The latest edition of the Oxford Advance Learner’s Dictionary has 63,000 references, 90,000 examples and includes 2800 new words. The last edition was printed in 1989.
But what is fascinating is to refer the 2351 entries of Indian English, to assist readers to understand the differences between British English and Indian English. They are relevant to us too, with familiar words like Ayah, but here are a few examples from the dictionary:
Become (n) To begin to be. Eg. She became happy when she heard of the birth of the nephew.
Bell bots (n) For Bell-bottom trousers.
Bhikshu (also Bhikku) (n) A Buddhist monk who lives by begging.
Black (n) Using illegal means Eg. I paid very little for this bottle of gin which I bought in black.
Booth capturing (n) The action of taking control of a building. where people go to vote, by a political group in order to produce a result to their advantage.
Buck (n) A rupee, also Chip.
Chee cheer: (interj) An expression of disgust.
Cheez (n) A sexually attractive person. Eg. His new girl friend is quite a cheez, isn’t she?
Chums (n) Menstruation. Eg She’s got her chums.
Chutia (n) A stupid person; a fool. Eg. Stop being such a stupid chuttia, yar?
Co son-in-law (n) Used of men married to sisters.
Delhi belly (n) A stomach dis order
Dishum dishum (n) fighting. Eg. A hollywood thriller with a lot of dishum dishum.
Goonda (n) A person who is hired to commit crimes or behaves violently.
Hungama (n) A lot of noise and shouting; an uproar. (Wonder if this is from Sri Lanka?)

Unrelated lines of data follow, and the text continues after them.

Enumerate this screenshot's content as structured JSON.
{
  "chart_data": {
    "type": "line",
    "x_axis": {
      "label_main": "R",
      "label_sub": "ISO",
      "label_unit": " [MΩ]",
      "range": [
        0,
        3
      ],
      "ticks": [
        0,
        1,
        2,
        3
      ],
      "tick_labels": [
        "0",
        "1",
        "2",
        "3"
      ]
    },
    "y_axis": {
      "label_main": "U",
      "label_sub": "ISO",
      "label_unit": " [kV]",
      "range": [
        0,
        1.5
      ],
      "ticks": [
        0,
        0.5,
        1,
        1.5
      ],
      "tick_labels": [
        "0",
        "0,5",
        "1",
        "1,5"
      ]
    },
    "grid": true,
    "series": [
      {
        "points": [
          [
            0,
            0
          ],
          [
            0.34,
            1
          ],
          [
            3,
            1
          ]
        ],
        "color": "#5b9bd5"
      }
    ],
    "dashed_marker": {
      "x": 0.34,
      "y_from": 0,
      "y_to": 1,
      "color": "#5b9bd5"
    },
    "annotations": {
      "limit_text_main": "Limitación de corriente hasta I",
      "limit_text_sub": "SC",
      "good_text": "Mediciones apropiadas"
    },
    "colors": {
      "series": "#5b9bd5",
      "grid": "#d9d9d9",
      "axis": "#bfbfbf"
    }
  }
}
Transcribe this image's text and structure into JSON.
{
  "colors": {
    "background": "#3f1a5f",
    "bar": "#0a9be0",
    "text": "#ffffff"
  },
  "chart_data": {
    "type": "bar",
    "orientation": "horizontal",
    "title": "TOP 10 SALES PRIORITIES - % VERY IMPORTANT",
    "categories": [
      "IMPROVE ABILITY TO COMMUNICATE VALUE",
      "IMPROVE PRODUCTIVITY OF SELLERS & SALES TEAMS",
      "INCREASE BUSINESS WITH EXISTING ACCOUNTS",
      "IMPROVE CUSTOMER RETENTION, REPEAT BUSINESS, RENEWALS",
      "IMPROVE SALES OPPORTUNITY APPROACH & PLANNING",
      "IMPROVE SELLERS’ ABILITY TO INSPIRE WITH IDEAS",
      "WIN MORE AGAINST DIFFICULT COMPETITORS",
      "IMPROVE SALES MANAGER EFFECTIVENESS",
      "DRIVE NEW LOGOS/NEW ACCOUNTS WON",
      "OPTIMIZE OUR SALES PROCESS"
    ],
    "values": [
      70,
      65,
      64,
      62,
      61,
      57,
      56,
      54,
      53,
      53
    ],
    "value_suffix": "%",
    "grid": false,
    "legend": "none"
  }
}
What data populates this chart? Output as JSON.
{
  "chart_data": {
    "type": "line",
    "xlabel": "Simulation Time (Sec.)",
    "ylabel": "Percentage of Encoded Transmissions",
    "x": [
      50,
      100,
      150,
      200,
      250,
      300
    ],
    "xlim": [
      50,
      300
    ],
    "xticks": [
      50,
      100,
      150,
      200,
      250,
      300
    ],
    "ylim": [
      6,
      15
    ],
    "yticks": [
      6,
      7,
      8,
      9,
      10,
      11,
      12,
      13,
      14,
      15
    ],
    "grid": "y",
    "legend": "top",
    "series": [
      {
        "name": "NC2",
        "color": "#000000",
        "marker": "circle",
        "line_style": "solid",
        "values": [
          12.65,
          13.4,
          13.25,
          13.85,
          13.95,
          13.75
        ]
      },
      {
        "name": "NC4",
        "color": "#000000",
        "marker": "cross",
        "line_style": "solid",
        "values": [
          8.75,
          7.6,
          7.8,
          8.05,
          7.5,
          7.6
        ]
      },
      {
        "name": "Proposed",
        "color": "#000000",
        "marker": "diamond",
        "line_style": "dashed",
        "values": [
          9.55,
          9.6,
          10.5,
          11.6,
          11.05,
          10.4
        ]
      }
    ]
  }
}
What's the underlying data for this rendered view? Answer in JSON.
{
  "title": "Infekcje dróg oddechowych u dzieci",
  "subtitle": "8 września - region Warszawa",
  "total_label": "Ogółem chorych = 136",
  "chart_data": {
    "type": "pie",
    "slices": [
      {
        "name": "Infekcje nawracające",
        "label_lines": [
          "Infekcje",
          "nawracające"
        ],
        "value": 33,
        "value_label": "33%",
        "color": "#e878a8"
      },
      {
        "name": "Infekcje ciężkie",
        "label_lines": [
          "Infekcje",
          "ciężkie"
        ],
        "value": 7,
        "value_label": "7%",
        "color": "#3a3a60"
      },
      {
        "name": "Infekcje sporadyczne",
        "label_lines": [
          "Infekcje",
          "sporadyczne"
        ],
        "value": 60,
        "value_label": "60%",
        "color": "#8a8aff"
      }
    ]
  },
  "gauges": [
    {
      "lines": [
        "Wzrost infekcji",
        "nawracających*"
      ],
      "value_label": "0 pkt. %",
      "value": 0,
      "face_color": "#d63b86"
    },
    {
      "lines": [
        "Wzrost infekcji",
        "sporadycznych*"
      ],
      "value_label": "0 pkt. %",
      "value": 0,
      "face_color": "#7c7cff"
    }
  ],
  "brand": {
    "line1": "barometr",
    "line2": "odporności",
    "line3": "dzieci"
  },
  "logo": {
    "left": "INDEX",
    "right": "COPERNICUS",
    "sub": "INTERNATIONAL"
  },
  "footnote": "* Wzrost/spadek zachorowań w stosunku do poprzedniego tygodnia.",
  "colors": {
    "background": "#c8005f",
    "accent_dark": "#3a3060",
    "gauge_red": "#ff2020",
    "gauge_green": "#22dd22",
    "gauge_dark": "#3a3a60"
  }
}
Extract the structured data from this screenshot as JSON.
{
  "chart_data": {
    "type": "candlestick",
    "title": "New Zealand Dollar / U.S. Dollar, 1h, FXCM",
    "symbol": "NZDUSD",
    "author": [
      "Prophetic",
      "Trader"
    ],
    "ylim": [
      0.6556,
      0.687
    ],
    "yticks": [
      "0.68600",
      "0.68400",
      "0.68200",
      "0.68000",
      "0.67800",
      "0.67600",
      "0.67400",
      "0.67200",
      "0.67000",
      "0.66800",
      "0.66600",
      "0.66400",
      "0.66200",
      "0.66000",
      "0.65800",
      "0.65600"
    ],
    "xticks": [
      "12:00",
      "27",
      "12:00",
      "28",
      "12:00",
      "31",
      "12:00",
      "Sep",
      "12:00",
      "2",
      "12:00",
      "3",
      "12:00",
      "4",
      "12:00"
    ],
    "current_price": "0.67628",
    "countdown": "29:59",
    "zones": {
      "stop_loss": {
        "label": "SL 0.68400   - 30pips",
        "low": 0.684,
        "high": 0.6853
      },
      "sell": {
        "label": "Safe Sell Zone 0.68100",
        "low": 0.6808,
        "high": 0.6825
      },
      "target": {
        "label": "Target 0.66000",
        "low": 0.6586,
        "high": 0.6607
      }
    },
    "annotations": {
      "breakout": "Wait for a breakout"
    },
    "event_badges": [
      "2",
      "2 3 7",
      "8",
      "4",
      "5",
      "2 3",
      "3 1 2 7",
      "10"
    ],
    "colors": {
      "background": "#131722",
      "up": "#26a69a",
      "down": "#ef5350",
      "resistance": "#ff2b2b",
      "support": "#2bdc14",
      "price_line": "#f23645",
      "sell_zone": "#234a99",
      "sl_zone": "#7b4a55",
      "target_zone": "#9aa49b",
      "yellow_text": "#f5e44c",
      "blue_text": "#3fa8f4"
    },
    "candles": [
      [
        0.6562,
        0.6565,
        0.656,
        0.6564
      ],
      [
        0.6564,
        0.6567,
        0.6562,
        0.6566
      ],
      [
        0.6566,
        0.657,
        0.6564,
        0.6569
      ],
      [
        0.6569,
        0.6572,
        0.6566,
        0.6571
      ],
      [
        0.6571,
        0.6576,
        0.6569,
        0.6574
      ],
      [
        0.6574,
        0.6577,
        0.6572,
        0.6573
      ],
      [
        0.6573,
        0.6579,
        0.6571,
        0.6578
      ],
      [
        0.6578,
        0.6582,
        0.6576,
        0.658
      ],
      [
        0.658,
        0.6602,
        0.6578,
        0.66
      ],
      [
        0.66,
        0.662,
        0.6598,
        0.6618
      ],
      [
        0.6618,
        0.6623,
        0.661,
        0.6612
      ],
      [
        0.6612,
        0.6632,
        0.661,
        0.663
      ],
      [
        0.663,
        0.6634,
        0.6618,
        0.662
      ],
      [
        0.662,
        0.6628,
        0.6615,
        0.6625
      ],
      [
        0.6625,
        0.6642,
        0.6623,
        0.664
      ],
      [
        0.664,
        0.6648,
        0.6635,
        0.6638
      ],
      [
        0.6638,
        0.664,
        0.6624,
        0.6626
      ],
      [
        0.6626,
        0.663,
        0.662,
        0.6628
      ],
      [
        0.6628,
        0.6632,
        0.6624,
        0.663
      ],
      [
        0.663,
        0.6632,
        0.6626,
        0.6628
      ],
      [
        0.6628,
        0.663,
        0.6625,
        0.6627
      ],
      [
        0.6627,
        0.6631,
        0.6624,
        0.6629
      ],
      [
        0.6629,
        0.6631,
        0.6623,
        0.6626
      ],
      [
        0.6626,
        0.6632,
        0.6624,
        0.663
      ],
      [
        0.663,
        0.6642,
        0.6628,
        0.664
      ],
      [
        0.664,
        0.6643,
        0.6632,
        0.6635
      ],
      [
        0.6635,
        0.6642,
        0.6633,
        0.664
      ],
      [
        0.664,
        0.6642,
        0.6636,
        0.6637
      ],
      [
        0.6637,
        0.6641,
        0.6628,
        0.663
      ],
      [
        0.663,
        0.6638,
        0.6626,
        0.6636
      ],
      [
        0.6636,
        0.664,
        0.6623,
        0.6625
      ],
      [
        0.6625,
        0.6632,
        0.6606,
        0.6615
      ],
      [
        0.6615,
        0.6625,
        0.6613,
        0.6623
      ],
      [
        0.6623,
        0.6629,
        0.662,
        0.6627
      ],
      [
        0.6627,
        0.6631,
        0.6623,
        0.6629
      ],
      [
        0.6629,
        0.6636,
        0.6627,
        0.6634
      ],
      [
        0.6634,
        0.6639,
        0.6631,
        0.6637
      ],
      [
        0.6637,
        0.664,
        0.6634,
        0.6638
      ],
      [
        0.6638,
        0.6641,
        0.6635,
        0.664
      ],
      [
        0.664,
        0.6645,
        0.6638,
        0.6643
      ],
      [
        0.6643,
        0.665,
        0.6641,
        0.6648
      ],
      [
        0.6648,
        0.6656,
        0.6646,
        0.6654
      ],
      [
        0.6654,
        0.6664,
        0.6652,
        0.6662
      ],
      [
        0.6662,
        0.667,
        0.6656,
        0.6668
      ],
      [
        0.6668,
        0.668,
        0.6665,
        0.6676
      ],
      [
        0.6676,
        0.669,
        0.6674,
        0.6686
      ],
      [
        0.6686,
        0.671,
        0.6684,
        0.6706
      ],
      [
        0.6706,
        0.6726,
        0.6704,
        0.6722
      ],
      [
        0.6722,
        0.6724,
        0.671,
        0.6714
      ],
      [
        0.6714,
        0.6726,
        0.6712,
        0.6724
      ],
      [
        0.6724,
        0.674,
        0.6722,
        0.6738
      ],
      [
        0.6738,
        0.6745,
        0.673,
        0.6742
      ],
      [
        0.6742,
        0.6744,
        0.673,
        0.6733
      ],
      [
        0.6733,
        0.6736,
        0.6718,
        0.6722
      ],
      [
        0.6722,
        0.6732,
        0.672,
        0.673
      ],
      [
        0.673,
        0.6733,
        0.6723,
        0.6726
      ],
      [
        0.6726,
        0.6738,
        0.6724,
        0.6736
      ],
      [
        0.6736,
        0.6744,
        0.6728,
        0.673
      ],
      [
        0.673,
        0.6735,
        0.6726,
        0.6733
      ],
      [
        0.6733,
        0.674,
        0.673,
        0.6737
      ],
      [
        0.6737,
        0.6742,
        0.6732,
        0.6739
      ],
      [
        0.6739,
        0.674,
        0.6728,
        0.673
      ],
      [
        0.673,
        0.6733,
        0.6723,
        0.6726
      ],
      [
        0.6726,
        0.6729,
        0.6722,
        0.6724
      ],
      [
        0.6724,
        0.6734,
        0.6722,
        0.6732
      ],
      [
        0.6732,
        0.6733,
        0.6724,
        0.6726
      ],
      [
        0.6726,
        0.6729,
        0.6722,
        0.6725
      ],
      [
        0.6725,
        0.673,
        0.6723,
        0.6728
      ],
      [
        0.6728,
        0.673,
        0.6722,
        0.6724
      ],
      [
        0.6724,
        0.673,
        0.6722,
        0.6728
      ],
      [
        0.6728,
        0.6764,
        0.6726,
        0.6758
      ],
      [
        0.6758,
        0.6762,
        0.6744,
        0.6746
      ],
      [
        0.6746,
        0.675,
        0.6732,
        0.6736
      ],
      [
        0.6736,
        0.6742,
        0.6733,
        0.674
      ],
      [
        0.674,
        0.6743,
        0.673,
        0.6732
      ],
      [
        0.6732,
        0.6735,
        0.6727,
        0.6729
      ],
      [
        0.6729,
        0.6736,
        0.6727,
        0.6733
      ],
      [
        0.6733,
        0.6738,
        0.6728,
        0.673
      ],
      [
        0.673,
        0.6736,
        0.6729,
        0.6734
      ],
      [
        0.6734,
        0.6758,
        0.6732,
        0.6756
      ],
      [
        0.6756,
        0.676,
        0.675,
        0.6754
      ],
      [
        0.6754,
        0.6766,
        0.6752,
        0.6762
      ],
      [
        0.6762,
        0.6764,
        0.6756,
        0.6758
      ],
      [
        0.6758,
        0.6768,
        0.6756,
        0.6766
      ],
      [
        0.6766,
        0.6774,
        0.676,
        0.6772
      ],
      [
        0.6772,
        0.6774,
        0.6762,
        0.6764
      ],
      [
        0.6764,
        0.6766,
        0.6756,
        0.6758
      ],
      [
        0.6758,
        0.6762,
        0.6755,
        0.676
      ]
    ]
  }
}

Pariah (n) A person of low caste or status. Eg. Freelancers are the real pariahs of journalism; nobody pays them on time or enough.
Poodle faker (n) A European having affairs with several women at the same time.
Pukka (n) Permanent strong
Rice Christian (n) An Indian who adopted Christianity because of the material advantage he or she could get by doing so rather than for religious reasons.
Speed Money (n) A bribe given to make sure that one gets quick service
Tele-teasing (n) The practice of making offensive or threatening telephone calls, usually without giving one’s name.
Transcreation (n) Creative translation seen as producing a new version of the original work
Zabardast (adj) forced, cruel. Eg. He made her get into his car just zabardast.
Zabardast: attractive. Eg. She is a zabardast-looking woman.